Kurt Wagner picture Kurt Wagner · Jun 24, 2014 · Viewed 61k times · Source

Apologies if this seems redundant as I know there are fair amount of questions regarding Merge vs Rebase, but there doesn't seem to be any that throw in 'Branch Default' as well.

You are given a case where you have multiple people working on something (i.e. an Android app in Android Studio) concurrently. What is the best option to update project/pull if someone pushes to the master branch and you want to pull in the new master such that it doesn't overwrite the work you are still working on and have yet to commit and push to master? Android Studio lists 'Merge' 'Rebase' and 'Branch Default' when clicking 'Update Project'. From what it sounds like, I would want to do 'Rebase' (followed by 'Merge'?), but I'm not entirely sure.

Answer

Bryan Herbst picture Bryan Herbst · Jun 24, 2014

Stashing

The key here is that you have uncommitted work that you want to save. Before trying to merge anything in, you should stash your changes to save your uncommitted changes and clean your working directory.

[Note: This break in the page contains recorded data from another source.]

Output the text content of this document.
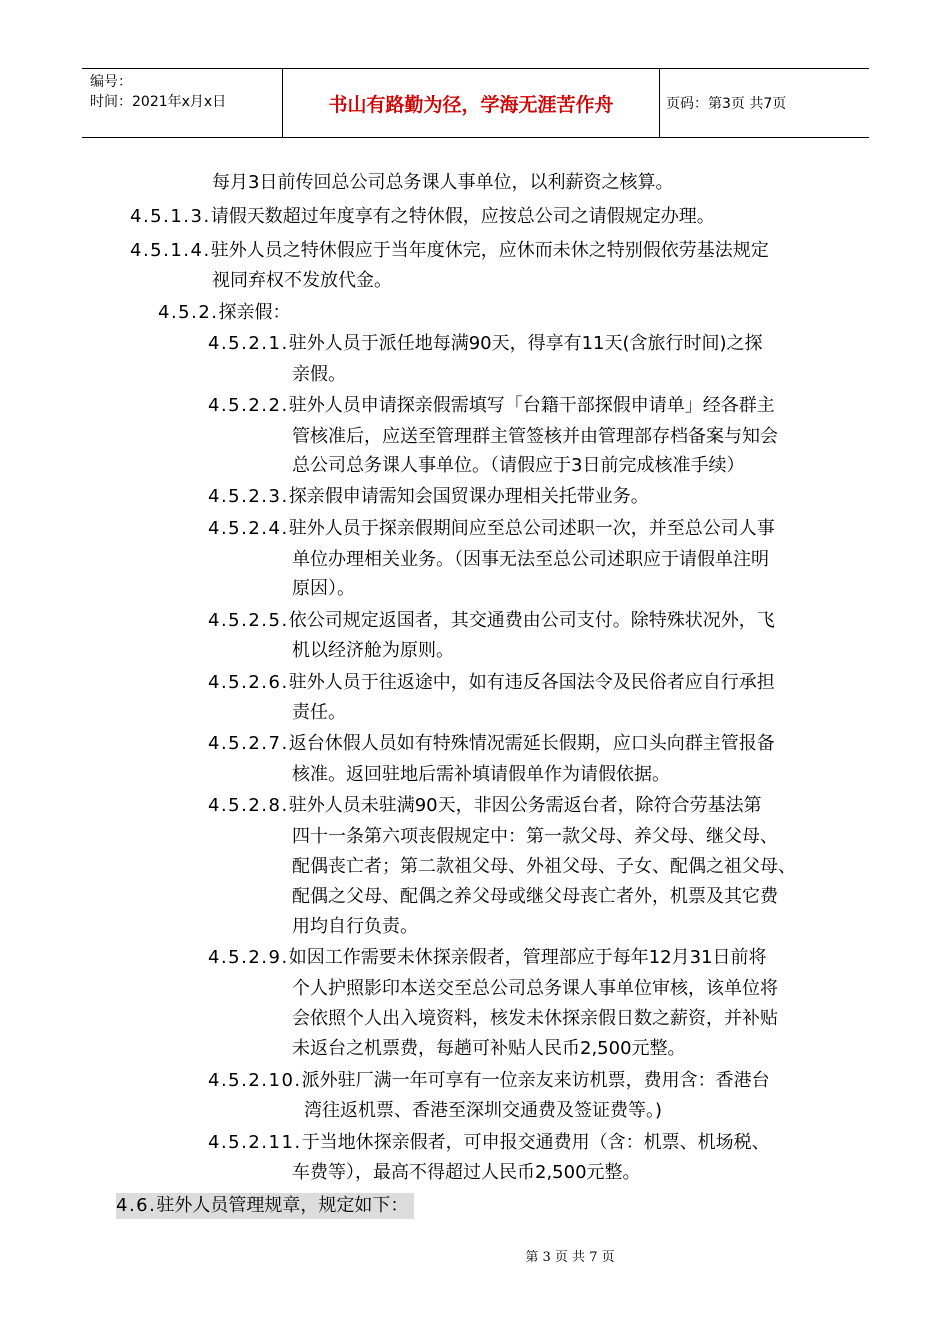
编号：
时间：2021年x月x日	书山有路勤为径，学海无涯苦作舟	页码：第3页 共7页
每月3日前传回总公司总务课人事单位，以利薪资之核算。
4.5.1.3.请假天数超过年度享有之特休假，应按总公司之请假规定办理。
4.5.1.4.驻外人员之特休假应于当年度休完，应休而未休之特别假依劳基法规定
视同弃权不发放代金。
4.5.2.探亲假：
4.5.2.1.驻外人员于派任地每满90天，得享有11天(含旅行时间)之探
亲假。
4.5.2.2.驻外人员申请探亲假需填写「台籍干部探假申请单」经各群主
管核准后，应送至管理群主管签核并由管理部存档备案与知会
总公司总务课人事单位。（请假应于3日前完成核准手续）
4.5.2.3.探亲假申请需知会国贸课办理相关托带业务。
4.5.2.4.驻外人员于探亲假期间应至总公司述职一次，并至总公司人事
单位办理相关业务。（因事无法至总公司述职应于请假单注明
原因）。
4.5.2.5.依公司规定返国者，其交通费由公司支付。除特殊状况外，飞
机以经济舱为原则。
4.5.2.6.驻外人员于往返途中，如有违反各国法令及民俗者应自行承担
责任。
4.5.2.7.返台休假人员如有特殊情况需延长假期，应口头向群主管报备
核准。返回驻地后需补填请假单作为请假依据。
4.5.2.8.驻外人员未驻满90天，非因公务需返台者，除符合劳基法第
四十一条第六项丧假规定中：第一款父母、养父母、继父母、
配偶丧亡者；第二款祖父母、外祖父母、子女、配偶之祖父母、
配偶之父母、配偶之养父母或继父母丧亡者外，机票及其它费
用均自行负责。
4.5.2.9.如因工作需要未休探亲假者，管理部应于每年12月31日前将
个人护照影印本送交至总公司总务课人事单位审核，该单位将
会依照个人出入境资料，核发未休探亲假日数之薪资，并补贴
未返台之机票费，每趟可补贴人民币2,500元整。
4.5.2.10.派外驻厂满一年可享有一位亲友来访机票，费用含：香港台
湾往返机票、香港至深圳交通费及签证费等。)
4.5.2.11.于当地休探亲假者，可申报交通费用（含：机票、机场税、
车费等），最高不得超过人民币2,500元整。
4.6.驻外人员管理规章，规定如下：
第 3 页 共 7 页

Run git stash to stash your changes. You should then be able to pull the changes without any issues.

After you have successfully pulled, you can do a git stash apply to re-apply the changes you had made prior to the pull.

Merging and rebasing

Stashing your changes only works if you only have uncommitted changes. If at some point you committed but didn't push you will need to either rebase or merge.

This StackOverflow post has some great information on the differences.

In general, merging is easier, but some believe that it "pollutes" the git history with merge commits.

Rebasing requires additional work, but since you don't have a merge commit it will essentially make the merge invisible.

Again, in your case you shouldn't need to merge or rebase. Simply stash, pull, then apply the stash and it should all be good.